Mr Biden spent the day campaigning in Scranton, Pennsylvania, where he was born, and in Philadelphia with a couple of local stops in Wilmington, Delaware, where he is spending election night.
The president began his day on an upbeat note, predicting that he would do even better than in 2016. But during a midday visit to his campaign headquarters, he spoke in a gravelly, subdued tone.
Mr Trump told reporters: “Winning is easy. Losing is never easy, not for me it’s not.”
Mr Trump left open the possibility of addressing the nation on Tuesday night, even if a winner had not been determined. Mr Biden was also scheduled to give a nighttime speech from Wilmington.
Mr Biden said: “I’m superstitious about predicting what an outcome’s gonna be until it happens … but I’m hopeful. It’s just so uncertain … you can’t think of an election in the recent past where so many states were up for grabs.”
With coronavirus surging, voters ranked the pandemic and the economy as top concerns in the race between Mr Trump and Mr Biden, according to AP VoteCast, a national survey of the electorate.

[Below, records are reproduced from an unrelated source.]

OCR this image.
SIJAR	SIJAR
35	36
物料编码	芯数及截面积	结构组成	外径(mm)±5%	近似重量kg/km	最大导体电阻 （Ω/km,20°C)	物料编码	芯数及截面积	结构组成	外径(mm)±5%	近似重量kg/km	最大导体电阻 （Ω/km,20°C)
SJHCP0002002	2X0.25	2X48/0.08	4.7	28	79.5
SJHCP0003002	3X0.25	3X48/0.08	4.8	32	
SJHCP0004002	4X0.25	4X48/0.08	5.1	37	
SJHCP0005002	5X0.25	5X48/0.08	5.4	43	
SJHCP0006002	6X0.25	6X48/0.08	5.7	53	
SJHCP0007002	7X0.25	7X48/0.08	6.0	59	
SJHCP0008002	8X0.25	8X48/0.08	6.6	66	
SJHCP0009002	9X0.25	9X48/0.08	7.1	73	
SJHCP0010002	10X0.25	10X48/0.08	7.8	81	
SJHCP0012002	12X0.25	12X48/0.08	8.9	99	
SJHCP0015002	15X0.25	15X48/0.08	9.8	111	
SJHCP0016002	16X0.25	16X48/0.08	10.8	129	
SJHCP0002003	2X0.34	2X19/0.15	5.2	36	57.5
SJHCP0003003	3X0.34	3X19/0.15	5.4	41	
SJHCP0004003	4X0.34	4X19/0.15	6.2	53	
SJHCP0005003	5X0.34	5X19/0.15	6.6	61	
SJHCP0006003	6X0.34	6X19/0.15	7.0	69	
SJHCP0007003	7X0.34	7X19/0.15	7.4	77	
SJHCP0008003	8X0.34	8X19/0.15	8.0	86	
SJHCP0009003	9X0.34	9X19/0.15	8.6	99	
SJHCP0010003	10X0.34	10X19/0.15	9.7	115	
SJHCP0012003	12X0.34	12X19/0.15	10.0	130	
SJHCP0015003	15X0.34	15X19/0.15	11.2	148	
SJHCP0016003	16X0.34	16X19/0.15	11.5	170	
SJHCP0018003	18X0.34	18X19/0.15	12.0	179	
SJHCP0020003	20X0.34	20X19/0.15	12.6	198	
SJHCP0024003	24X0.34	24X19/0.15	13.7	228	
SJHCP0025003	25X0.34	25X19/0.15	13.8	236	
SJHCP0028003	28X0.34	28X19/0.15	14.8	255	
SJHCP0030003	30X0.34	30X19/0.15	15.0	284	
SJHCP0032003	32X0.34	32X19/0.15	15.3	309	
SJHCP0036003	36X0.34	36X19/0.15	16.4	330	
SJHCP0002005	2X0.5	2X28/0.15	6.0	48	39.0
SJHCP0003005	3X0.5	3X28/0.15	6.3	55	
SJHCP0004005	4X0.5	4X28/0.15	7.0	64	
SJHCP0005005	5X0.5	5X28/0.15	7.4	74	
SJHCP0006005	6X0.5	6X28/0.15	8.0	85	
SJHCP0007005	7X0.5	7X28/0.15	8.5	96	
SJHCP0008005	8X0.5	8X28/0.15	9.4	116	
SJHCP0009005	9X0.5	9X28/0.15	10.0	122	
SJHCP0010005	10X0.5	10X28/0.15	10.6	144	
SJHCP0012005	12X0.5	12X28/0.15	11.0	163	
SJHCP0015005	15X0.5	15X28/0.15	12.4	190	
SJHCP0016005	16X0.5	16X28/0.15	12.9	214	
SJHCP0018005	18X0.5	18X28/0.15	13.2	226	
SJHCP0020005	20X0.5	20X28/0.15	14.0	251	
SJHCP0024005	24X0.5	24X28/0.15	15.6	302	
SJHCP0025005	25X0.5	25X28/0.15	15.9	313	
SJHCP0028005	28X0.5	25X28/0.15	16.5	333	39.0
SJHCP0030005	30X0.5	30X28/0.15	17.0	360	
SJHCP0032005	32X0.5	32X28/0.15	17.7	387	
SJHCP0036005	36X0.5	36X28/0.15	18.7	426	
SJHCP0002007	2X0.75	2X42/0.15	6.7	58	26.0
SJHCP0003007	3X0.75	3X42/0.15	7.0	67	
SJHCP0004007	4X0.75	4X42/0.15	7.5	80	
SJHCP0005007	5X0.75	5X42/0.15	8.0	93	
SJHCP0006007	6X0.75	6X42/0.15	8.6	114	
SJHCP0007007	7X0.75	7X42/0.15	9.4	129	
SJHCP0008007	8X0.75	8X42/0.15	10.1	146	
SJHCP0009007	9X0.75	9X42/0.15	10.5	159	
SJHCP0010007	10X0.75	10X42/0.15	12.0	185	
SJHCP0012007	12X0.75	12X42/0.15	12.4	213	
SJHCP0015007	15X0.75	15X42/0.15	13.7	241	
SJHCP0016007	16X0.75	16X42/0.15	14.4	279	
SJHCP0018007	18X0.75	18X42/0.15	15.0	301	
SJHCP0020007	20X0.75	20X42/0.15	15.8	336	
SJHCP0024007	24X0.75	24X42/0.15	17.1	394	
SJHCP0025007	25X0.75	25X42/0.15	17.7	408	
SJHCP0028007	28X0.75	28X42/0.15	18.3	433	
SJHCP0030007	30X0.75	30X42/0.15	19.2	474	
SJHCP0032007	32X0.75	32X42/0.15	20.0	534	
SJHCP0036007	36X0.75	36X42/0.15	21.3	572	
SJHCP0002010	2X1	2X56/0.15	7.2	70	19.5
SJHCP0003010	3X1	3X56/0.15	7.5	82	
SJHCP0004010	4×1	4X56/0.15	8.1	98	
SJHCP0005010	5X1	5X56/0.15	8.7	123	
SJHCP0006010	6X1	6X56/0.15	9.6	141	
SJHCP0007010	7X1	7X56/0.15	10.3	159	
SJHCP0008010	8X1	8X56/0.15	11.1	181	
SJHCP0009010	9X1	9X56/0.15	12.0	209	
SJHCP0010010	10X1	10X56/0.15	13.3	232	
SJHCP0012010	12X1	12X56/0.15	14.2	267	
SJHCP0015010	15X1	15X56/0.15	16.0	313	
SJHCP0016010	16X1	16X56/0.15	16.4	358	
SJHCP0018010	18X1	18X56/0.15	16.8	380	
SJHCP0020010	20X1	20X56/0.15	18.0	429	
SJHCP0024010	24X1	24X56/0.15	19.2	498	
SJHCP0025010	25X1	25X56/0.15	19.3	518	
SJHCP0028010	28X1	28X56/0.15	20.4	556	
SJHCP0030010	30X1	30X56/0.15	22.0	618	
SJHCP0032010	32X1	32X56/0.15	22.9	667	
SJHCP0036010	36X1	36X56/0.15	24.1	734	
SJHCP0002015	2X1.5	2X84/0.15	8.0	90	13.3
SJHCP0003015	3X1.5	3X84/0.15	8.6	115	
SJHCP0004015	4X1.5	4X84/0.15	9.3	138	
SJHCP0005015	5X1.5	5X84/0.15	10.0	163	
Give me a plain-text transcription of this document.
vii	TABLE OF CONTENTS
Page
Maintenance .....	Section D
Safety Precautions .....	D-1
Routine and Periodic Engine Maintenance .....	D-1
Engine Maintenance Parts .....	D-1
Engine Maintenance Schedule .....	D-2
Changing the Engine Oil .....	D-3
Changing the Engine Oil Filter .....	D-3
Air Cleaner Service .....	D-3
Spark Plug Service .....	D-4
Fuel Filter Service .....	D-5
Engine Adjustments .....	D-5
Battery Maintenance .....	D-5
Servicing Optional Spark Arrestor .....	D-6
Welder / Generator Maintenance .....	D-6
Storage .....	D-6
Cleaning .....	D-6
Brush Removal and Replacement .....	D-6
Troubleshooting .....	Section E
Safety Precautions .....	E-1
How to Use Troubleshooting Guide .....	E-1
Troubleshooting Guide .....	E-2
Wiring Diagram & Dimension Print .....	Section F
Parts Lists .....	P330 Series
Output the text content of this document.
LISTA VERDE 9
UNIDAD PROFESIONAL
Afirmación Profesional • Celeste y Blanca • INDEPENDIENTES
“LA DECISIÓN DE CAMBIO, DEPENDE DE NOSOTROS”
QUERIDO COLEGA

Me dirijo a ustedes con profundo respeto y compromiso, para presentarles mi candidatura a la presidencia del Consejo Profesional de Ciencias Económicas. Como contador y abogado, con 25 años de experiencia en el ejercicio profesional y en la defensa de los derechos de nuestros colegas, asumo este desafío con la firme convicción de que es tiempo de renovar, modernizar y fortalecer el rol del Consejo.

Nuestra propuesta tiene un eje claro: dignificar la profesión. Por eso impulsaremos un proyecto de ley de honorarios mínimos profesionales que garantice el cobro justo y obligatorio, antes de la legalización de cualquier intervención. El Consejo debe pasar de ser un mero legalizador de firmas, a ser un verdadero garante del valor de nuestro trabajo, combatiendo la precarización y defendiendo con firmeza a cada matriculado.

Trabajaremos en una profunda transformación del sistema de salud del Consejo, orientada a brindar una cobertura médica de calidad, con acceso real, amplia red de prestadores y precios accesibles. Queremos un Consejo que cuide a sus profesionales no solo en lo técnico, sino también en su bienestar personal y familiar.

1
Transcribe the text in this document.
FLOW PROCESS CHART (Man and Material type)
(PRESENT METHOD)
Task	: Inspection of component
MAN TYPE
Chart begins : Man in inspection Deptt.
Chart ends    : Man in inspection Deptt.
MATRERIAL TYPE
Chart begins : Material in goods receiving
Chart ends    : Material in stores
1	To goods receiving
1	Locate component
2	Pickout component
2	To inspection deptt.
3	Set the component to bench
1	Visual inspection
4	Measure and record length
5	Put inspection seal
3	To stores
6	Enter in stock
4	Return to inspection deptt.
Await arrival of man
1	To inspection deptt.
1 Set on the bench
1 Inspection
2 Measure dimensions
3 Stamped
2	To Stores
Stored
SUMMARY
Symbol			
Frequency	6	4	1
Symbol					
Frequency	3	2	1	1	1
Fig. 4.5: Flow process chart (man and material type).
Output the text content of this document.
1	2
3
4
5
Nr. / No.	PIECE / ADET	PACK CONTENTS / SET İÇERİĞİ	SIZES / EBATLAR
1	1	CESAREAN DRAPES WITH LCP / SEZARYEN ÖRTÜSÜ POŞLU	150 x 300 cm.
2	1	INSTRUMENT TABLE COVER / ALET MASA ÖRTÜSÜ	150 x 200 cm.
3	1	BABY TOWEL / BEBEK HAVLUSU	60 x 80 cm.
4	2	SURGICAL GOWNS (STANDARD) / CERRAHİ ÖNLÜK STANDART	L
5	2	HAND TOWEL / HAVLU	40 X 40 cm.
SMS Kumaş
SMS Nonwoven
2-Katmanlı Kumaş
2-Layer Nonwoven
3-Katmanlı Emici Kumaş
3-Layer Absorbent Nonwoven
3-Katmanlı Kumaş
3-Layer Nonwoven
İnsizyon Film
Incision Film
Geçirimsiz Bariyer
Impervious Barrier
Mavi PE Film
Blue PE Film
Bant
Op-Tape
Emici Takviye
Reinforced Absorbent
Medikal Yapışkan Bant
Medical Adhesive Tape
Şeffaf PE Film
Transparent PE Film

Voters were especially likely to call the public health crisis the nation’s most important issue, with the economy following close behind. Fewer named healthcare, racism, law enforcement, immigration or climate change
The survey found that Mr Trump’s leadership loomed large in voters’ decision-making. Nearly two-thirds of voters said their vote was about Mr Trump – either for him or against him.
The momentum from early voting carried into election day, as an energised electorate produced long queues at polling sites throughout the country. Voters braved worries of coronavirus, threats of polling place intimidation and expectations of long queues caused by changes to voting systems, but appeared undeterred as turnout appeared it would easily surpass the 139 million ballots cast four years ago.
No major problems arose on Tuesday, outside the typical glitches of a presidential election. Some polling places opened late, robocalls provided false information to voters in Iowa and Michigan, and machines or software malfunctioned in some counties in the battleground states of Ohio, Pennsylvania, Georgia and Texas.
The cybersecurity agency at the Department of Homeland Security said there were no outward signs by midday local time of any malicious activity.
The record-setting early vote – and legal rows over how it would be counted – drew unsupported allegations of fraud from Mr Trump, who had repeatedly refused to guarantee he would honour the election’s result.